También uno podría pensar que la práctica de ciertos valores es casi imposible. Tomemos la generosidad, por ejemplo, que puede consistir en dar. Pero si lo que se da es algo material, dinero, por caso, tendremos menos dinero nosotros y eso es muy difícil de poner en práctica. Digamos que aquello de “la caridad bien entendida empieza por casa” es un axioma aceptado universalmente. Y esto es un razonamiento práctico, pero egoísta. El gran tema del ser humano es que para ser “humano” debe ser un “buen” ser humano. No hay más razones para la razón. La presencia de la generosidad, entre otros valores, da sentido a la vida, un buen sentido. Todos descubrimos, en nosotros mismos, la existencia de los valores, y los ponemos en práctica. De modo que el planteo es que la gran condición humana es vivir los valores que nos permitirían ser humanos. Yo comprendo que ser generoso, en algunos casos, me cuesta mi dinero, pero la generosidad me humaniza, crea condiciones para que los hombres podamos acercarnos los unos a los otros. Aunque, lograr que toda la humanidad este de acuerdo no es sencillo en absoluto. Lo que es bueno para algunos no lo es para otros, y pueden surgir diferencias insalvables pero igualmente vale la pena intentarlo.

Lo que digo y lo que hago

Como siempre, la cuestión suele ser quién le pone el cascabel al gato. Quién es, dicho de otro modo, el que señala cuáles son los valores superiores y cómo se los aplica. Nunca la humanidad ha ascendido en forma masiva y horizontal. Siempre ha habido personas o grupos que han abierto el camino hacia arriba. Esto que digo no es elitista ni es mesianismo, es la verdad. Luther King fue uno, Mahatma Gandhi, Teresa de Calcuta fueron otros. Pero después de ellos, millones de negros siguieron las enseñanzas de Luther King, que creía en los valores superiores. Y toda la India siguió a Gandhi, y miles o decenas de miles de personas siguieron el ejemplo de Teresa de Calcuta.
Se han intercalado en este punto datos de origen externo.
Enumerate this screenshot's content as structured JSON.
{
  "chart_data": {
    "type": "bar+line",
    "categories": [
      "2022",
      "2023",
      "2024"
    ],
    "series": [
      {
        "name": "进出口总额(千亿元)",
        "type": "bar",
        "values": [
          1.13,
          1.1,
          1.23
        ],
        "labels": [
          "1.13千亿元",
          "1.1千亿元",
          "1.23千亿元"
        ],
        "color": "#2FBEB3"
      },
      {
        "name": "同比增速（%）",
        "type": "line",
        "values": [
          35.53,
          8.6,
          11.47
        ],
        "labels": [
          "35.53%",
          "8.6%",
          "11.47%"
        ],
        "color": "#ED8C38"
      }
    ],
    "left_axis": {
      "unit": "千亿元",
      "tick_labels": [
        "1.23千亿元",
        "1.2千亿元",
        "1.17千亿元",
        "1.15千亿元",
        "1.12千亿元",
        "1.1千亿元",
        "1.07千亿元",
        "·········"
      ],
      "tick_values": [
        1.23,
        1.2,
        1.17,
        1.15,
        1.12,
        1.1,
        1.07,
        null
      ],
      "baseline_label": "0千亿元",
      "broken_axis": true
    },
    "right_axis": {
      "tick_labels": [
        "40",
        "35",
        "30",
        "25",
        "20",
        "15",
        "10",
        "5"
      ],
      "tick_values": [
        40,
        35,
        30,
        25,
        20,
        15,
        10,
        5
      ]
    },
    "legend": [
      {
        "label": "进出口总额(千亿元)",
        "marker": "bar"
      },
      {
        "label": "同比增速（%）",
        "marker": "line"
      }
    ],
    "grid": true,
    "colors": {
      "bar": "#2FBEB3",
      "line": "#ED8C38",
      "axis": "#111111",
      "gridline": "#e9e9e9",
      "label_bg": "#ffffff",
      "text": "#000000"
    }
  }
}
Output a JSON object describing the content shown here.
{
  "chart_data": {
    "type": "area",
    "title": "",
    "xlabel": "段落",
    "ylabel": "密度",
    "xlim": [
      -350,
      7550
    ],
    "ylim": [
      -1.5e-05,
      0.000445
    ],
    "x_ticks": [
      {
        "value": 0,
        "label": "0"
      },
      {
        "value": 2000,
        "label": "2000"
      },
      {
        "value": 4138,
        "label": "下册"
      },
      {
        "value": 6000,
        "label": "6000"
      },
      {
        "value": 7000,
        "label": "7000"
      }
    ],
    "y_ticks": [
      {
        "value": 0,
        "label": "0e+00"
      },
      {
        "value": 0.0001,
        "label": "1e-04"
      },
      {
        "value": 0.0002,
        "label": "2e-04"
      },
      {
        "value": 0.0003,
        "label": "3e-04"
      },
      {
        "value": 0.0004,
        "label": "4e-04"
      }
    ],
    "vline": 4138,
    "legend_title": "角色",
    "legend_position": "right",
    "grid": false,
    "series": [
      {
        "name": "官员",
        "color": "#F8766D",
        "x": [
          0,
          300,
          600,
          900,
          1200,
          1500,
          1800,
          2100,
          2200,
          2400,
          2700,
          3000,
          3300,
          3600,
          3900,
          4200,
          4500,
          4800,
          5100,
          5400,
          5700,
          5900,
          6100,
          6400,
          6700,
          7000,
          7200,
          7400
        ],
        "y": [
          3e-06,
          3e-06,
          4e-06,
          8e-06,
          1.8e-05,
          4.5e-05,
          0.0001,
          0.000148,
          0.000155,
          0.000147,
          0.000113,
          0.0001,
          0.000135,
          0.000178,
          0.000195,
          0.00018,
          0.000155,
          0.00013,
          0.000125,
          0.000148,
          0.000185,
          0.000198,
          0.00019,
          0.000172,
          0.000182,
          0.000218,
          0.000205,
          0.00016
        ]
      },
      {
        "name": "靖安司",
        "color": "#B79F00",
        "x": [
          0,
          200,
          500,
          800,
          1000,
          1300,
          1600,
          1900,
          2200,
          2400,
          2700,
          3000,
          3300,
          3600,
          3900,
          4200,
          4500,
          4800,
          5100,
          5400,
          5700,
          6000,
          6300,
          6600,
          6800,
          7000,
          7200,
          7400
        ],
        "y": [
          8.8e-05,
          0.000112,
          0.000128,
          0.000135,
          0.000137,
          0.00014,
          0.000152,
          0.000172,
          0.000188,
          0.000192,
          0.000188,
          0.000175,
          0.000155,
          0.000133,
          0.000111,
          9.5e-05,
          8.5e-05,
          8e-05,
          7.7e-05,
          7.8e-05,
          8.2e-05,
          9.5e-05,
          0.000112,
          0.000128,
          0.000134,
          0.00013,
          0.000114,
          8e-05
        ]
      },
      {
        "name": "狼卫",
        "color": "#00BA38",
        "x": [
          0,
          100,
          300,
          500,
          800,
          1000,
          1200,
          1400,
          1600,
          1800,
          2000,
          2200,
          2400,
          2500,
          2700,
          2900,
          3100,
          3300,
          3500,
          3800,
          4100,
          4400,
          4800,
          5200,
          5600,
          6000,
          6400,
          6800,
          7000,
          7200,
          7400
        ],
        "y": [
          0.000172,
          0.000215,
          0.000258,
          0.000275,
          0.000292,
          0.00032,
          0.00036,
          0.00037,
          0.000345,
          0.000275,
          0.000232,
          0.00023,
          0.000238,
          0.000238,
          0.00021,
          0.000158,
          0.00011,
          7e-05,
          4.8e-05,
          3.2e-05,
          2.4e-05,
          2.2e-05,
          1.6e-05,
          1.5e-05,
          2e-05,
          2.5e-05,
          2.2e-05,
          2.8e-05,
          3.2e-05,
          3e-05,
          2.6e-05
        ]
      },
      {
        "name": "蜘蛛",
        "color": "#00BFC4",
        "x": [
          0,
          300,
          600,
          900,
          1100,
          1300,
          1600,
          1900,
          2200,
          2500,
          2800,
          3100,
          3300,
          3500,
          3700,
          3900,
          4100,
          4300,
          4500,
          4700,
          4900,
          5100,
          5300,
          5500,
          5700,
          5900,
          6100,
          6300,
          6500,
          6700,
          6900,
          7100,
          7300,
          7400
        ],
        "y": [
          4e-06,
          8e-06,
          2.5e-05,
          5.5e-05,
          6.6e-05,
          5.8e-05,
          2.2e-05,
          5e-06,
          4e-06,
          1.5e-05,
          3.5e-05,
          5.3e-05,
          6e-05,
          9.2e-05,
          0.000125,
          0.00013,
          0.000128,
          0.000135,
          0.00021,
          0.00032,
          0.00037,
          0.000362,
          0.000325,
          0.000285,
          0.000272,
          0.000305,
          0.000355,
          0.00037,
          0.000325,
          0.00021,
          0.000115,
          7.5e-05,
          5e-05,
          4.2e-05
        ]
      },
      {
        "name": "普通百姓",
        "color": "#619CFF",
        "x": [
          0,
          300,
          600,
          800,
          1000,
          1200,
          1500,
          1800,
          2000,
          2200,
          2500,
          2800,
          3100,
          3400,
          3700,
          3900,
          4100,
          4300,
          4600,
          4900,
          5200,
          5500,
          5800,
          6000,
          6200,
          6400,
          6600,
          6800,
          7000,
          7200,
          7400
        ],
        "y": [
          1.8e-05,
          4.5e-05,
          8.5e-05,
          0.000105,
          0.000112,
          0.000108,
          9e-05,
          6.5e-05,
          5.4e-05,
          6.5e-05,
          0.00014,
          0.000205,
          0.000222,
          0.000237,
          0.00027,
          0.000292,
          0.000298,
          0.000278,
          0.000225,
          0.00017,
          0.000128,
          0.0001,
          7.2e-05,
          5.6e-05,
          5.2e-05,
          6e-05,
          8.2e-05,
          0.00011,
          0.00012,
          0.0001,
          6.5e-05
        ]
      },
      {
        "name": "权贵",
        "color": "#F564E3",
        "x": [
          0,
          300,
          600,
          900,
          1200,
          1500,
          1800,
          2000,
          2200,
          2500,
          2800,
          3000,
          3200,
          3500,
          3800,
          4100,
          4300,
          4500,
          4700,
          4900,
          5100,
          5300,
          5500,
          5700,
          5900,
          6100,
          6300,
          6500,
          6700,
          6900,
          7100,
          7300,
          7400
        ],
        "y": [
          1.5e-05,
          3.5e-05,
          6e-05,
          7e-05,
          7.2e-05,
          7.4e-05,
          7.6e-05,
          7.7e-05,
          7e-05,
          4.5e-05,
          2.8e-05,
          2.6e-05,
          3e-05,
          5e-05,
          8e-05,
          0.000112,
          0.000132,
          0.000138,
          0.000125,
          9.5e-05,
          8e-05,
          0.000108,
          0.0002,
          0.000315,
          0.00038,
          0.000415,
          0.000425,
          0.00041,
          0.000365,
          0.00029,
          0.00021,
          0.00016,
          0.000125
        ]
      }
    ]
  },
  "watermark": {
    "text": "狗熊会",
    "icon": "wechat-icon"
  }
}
Aunque tanto King como Gandhi fueron asesinados por proclamar la igualdad, la no violencia… el amor, en definitiva su ejemplo siguió vivo y, cada día, surgen personas que siguen sus enseñanzas. El ascenso de la humanidad siempre se ha producido cuando una persona o un grupo tomaron la iniciativa, y después fueron cientos de miles de personas las que estuvieron detrás de sus huellas. Algunos se animan a vivir los valores y muestran con su palabra y con su vida, con sus hechos, que respetar los valores es bueno para vivir como seres humanos. El ascenso horizontal, masivo, cuesta mucho. Pero para poder vivir los valores hay que estar convencidos de ellos y querer ejercerlos. Se necesita educarse en ellos. Hoy vivimos en un mundo en el cual los valores están bastante pisoteados. Entonces, lo que se ve alrededor no es favorable.

¿Qué se puede hacer?

Primero, lograr el proceso educativo desde la base, que es la familia. Que los padres ayuden a sus hijos a vivir en ambientes de paz, de amor y de justicia en el propio hogar. Que ese ambiente se traslade a la escuela sería lo ideal, pero no es solamente experiencia existencial. Tiene que estar provisto de tres elementos.

  • El primero es la palabra clarificadora. Si hablo con claridad sobre los valores, estoy haciendo posible que el otro lo comprenda.
  • En segundo lugar, hay que predicar con afecto y con respeto por el otro, sin autoritarismo.
  • Y tercero, este valor que se ha mostrado querible y razonable tiene que ser puesto en práctica con conductas concretas, para que no se quede en palabras.

Las instituciones que, básicamente, han tenido siempre el cultivo de los valores, han sido las religiones, las llamadas religiones superiores. La religión católica siempre ha tenido como objetivo central el cultivo de los valores. Cuando Cristo dice que Dios es amor, que es justicia, es la verdad. La imagen de Dios está dada por los valores y el profesar y practicar los valores da definitivamente felicidad.